On the record before us, we conclude that the juvenile court could have found clear and convincing evidence of parental misconduct or inability.
2. Best Interest of the Child. When clear and convincing evidence exists of parental misconduct or inability, the juvenile court then considers whether termination of parental rights is in the best interest of the child, in light of the physical, mental, emotional, and moral condition and needs of the child, including the need for a secure and stable home. OCGA § 15-11-94(a). The same evidence showing parental misconduct or inability may, and here does, establish that the children's best interests required the termination of the parents' rights.
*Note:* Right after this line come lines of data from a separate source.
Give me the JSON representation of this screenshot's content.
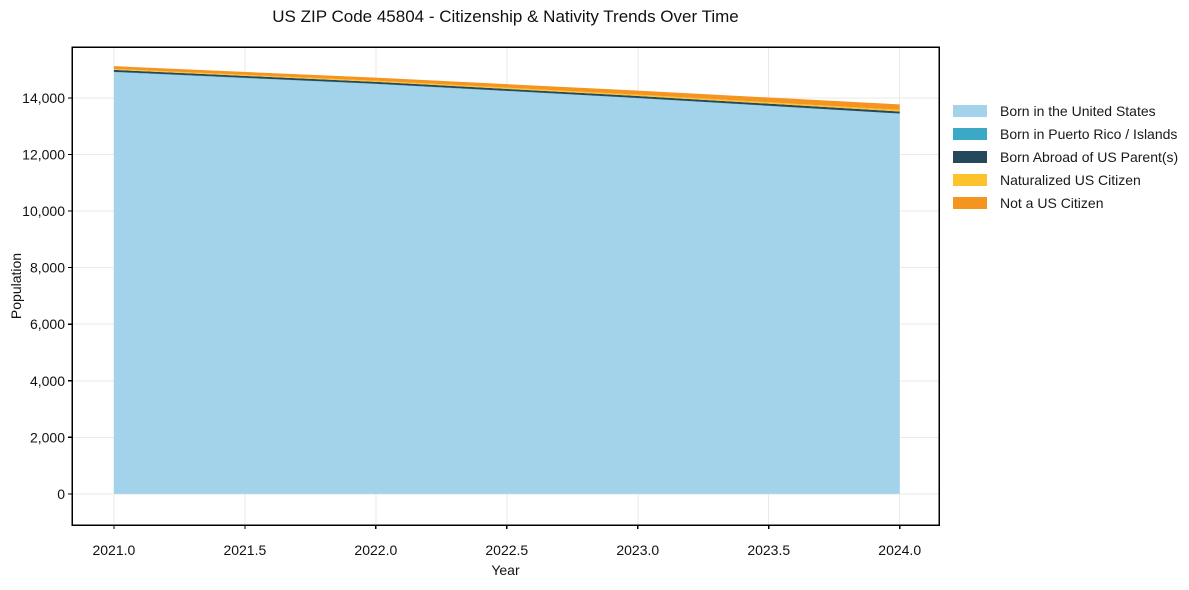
{
  "figure": {
    "title": "US ZIP Code 45804 - Citizenship & Nativity Trends Over Time"
  },
  "chart_data": {
    "type": "area",
    "stacked": true,
    "title": "US ZIP Code 45804 - Citizenship & Nativity Trends Over Time",
    "xlabel": "Year",
    "ylabel": "Population",
    "x": [
      2021,
      2022,
      2023,
      2024
    ],
    "series": [
      {
        "name": "Born in the United States",
        "color": "#a2d3ea",
        "values": [
          14910,
          14490,
          13990,
          13440
        ]
      },
      {
        "name": "Born in Puerto Rico / Islands",
        "color": "#3ba8c5",
        "values": [
          12,
          10,
          9,
          8
        ]
      },
      {
        "name": "Born Abroad of US Parent(s)",
        "color": "#25495c",
        "values": [
          70,
          68,
          70,
          73
        ]
      },
      {
        "name": "Naturalized US Citizen",
        "color": "#fcc32d",
        "values": [
          35,
          40,
          46,
          54
        ]
      },
      {
        "name": "Not a US Citizen",
        "color": "#f5941f",
        "values": [
          95,
          108,
          142,
          195
        ]
      }
    ],
    "xlim": [
      2020.84,
      2024.15
    ],
    "ylim": [
      -1100,
      15800
    ],
    "xticks": {
      "values": [
        2021.0,
        2021.5,
        2022.0,
        2022.5,
        2023.0,
        2023.5,
        2024.0
      ],
      "labels": [
        "2021.0",
        "2021.5",
        "2022.0",
        "2022.5",
        "2023.0",
        "2023.5",
        "2024.0"
      ]
    },
    "yticks": {
      "values": [
        0,
        2000,
        4000,
        6000,
        8000,
        10000,
        12000,
        14000
      ],
      "labels": [
        "0",
        "2,000",
        "4,000",
        "6,000",
        "8,000",
        "10,000",
        "12,000",
        "14,000"
      ]
    },
    "grid": true,
    "grid_color": "#e9e9e9",
    "frame_color": "#000000",
    "legend_position": "right"
  }
}
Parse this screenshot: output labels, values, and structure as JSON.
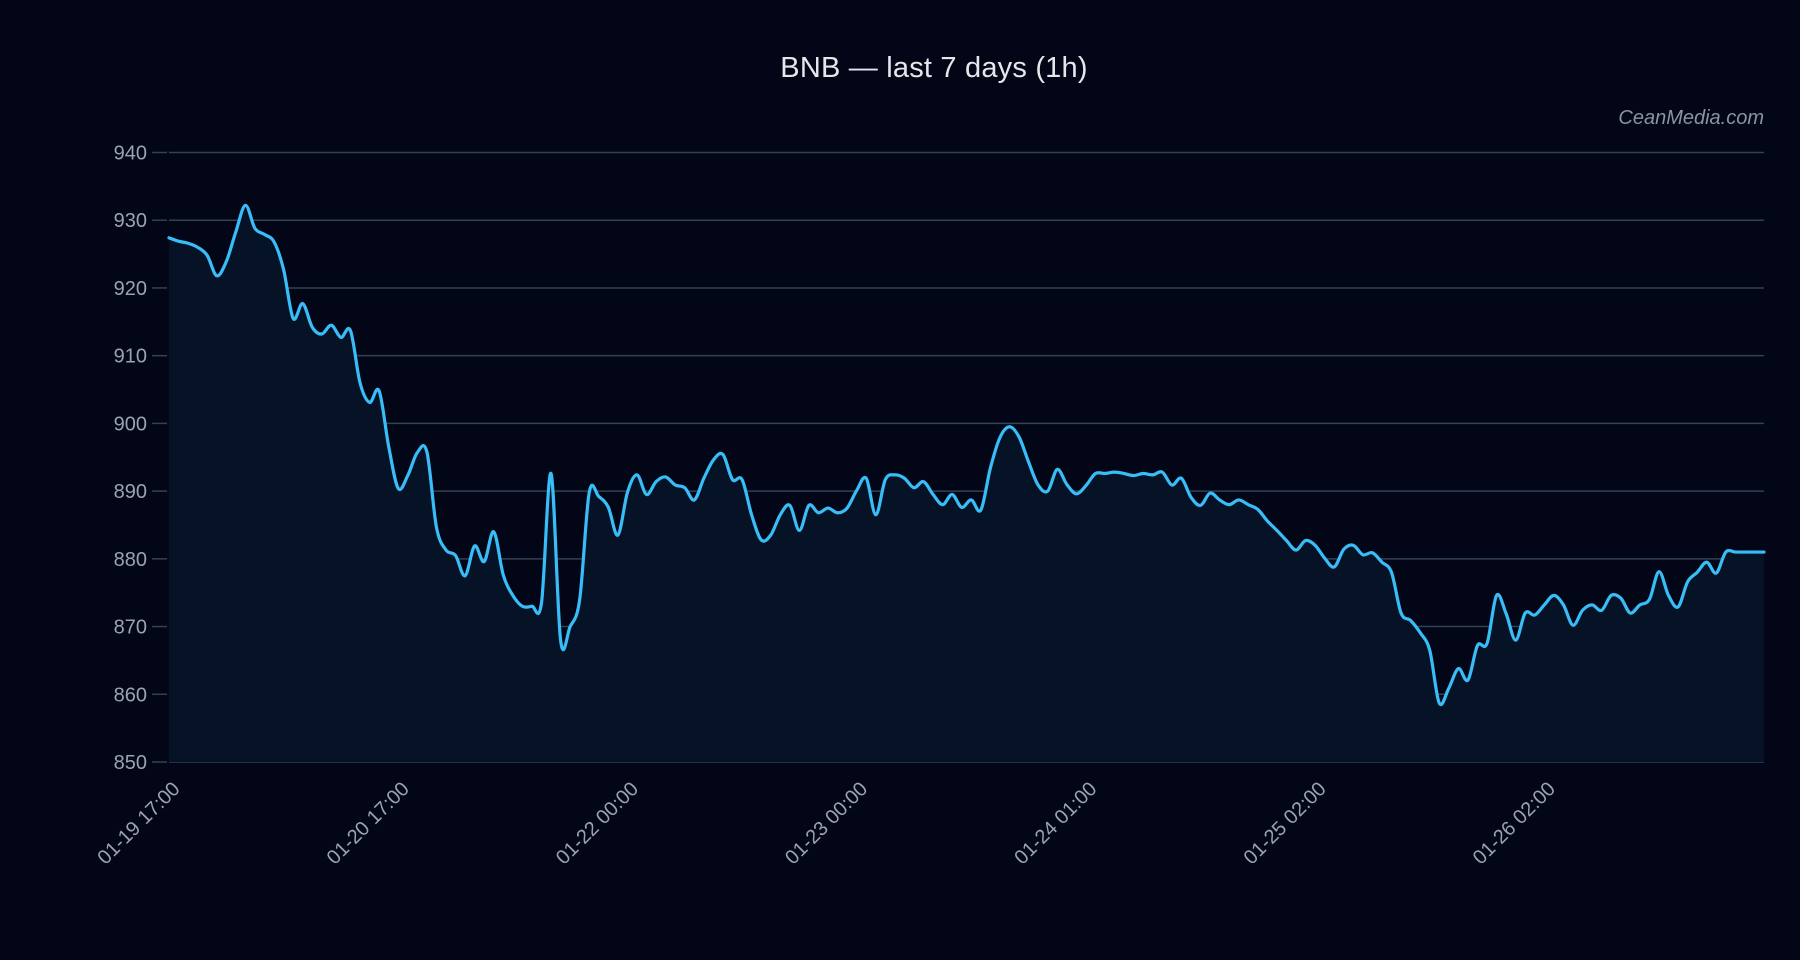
{
  "header": {
    "title": "BNB — last 7 days (1h)",
    "watermark": "CeanMedia.com"
  },
  "colors": {
    "background": "#020617",
    "plot_fill": "#061326",
    "line": "#38bdf8",
    "grid": "#334155",
    "tick_text": "#9ca3af",
    "title_text": "#e5e7eb"
  },
  "chart_data": {
    "type": "area",
    "title": "BNB — last 7 days (1h)",
    "xlabel": "",
    "ylabel": "",
    "ylim": [
      850,
      940
    ],
    "yticks": [
      850,
      860,
      870,
      880,
      890,
      900,
      910,
      920,
      930,
      940
    ],
    "grid": true,
    "legend": null,
    "x_tick_labels": [
      "01-19 17:00",
      "01-20 17:00",
      "01-22 00:00",
      "01-23 00:00",
      "01-24 01:00",
      "01-25 02:00",
      "01-26 02:00"
    ],
    "x_tick_indices": [
      0,
      24,
      48,
      72,
      96,
      120,
      144
    ],
    "n_points": 168,
    "series": [
      {
        "name": "BNB",
        "values": [
          927.4,
          926.9,
          926.6,
          926.0,
          924.8,
          921.8,
          923.9,
          928.3,
          932.2,
          928.8,
          927.9,
          926.8,
          922.7,
          915.5,
          917.7,
          914.2,
          913.2,
          914.5,
          912.7,
          913.7,
          906.0,
          903.1,
          904.8,
          896.6,
          890.4,
          892.3,
          895.7,
          895.8,
          884.7,
          881.3,
          880.5,
          877.5,
          881.9,
          879.6,
          884.0,
          877.6,
          874.6,
          873.0,
          873.0,
          873.5,
          892.6,
          868.0,
          870.0,
          874.0,
          889.8,
          889.2,
          887.6,
          883.5,
          889.8,
          892.4,
          889.5,
          891.4,
          892.1,
          890.9,
          890.5,
          888.7,
          891.9,
          894.6,
          895.4,
          891.7,
          891.7,
          886.5,
          882.8,
          883.5,
          886.5,
          887.9,
          884.2,
          887.9,
          886.8,
          887.5,
          886.8,
          887.5,
          890.1,
          891.9,
          886.5,
          891.7,
          892.4,
          891.9,
          890.5,
          891.4,
          889.5,
          888.0,
          889.5,
          887.6,
          888.7,
          887.2,
          893.4,
          897.9,
          899.5,
          898.0,
          894.3,
          890.9,
          890.0,
          893.2,
          891.0,
          889.6,
          890.8,
          892.6,
          892.6,
          892.8,
          892.6,
          892.3,
          892.6,
          892.4,
          892.8,
          890.9,
          891.9,
          889.1,
          887.9,
          889.7,
          888.7,
          888.0,
          888.7,
          888.0,
          887.3,
          885.6,
          884.2,
          882.7,
          881.3,
          882.7,
          882.0,
          880.1,
          878.8,
          881.4,
          882.0,
          880.6,
          880.9,
          879.5,
          878.0,
          872.0,
          870.9,
          869.1,
          866.5,
          858.7,
          860.9,
          863.8,
          862.1,
          867.2,
          867.5,
          874.6,
          871.9,
          868.0,
          872.0,
          871.7,
          873.2,
          874.6,
          873.2,
          870.2,
          872.4,
          873.2,
          872.4,
          874.6,
          874.2,
          872.0,
          873.2,
          874.0,
          878.1,
          874.6,
          872.9,
          876.6,
          878.0,
          879.5,
          877.9,
          881.0,
          881.0,
          881.0,
          881.0,
          881.0
        ]
      }
    ]
  }
}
See In the Interest of J.B.A., 230 Ga.App. 181, 185(2), 495 S.E.2d 636 (1998). Specifically, there was evidence that the children showed signs of behavioral problems after the mother's visits, and that they were bonded with foster parents who were willing to care for them indefinitely. Thus there was no abuse of discretion when the juvenile court found that the children's best interests would be served by placing them with the Department. See In the Interest of Z.B., 252 Ga.App. 335, 339(2), 556 S.E.2d 234 (2001). Since a rational trier of fact could have found clear and convincing evidence of the mother's misconduct or inability, and that termination of parental rights was in the best interests of all three children, the juvenile court did not err in terminating the mother's rights as to those children.
BLACKBURN, P.J., and BERNES, J., concur.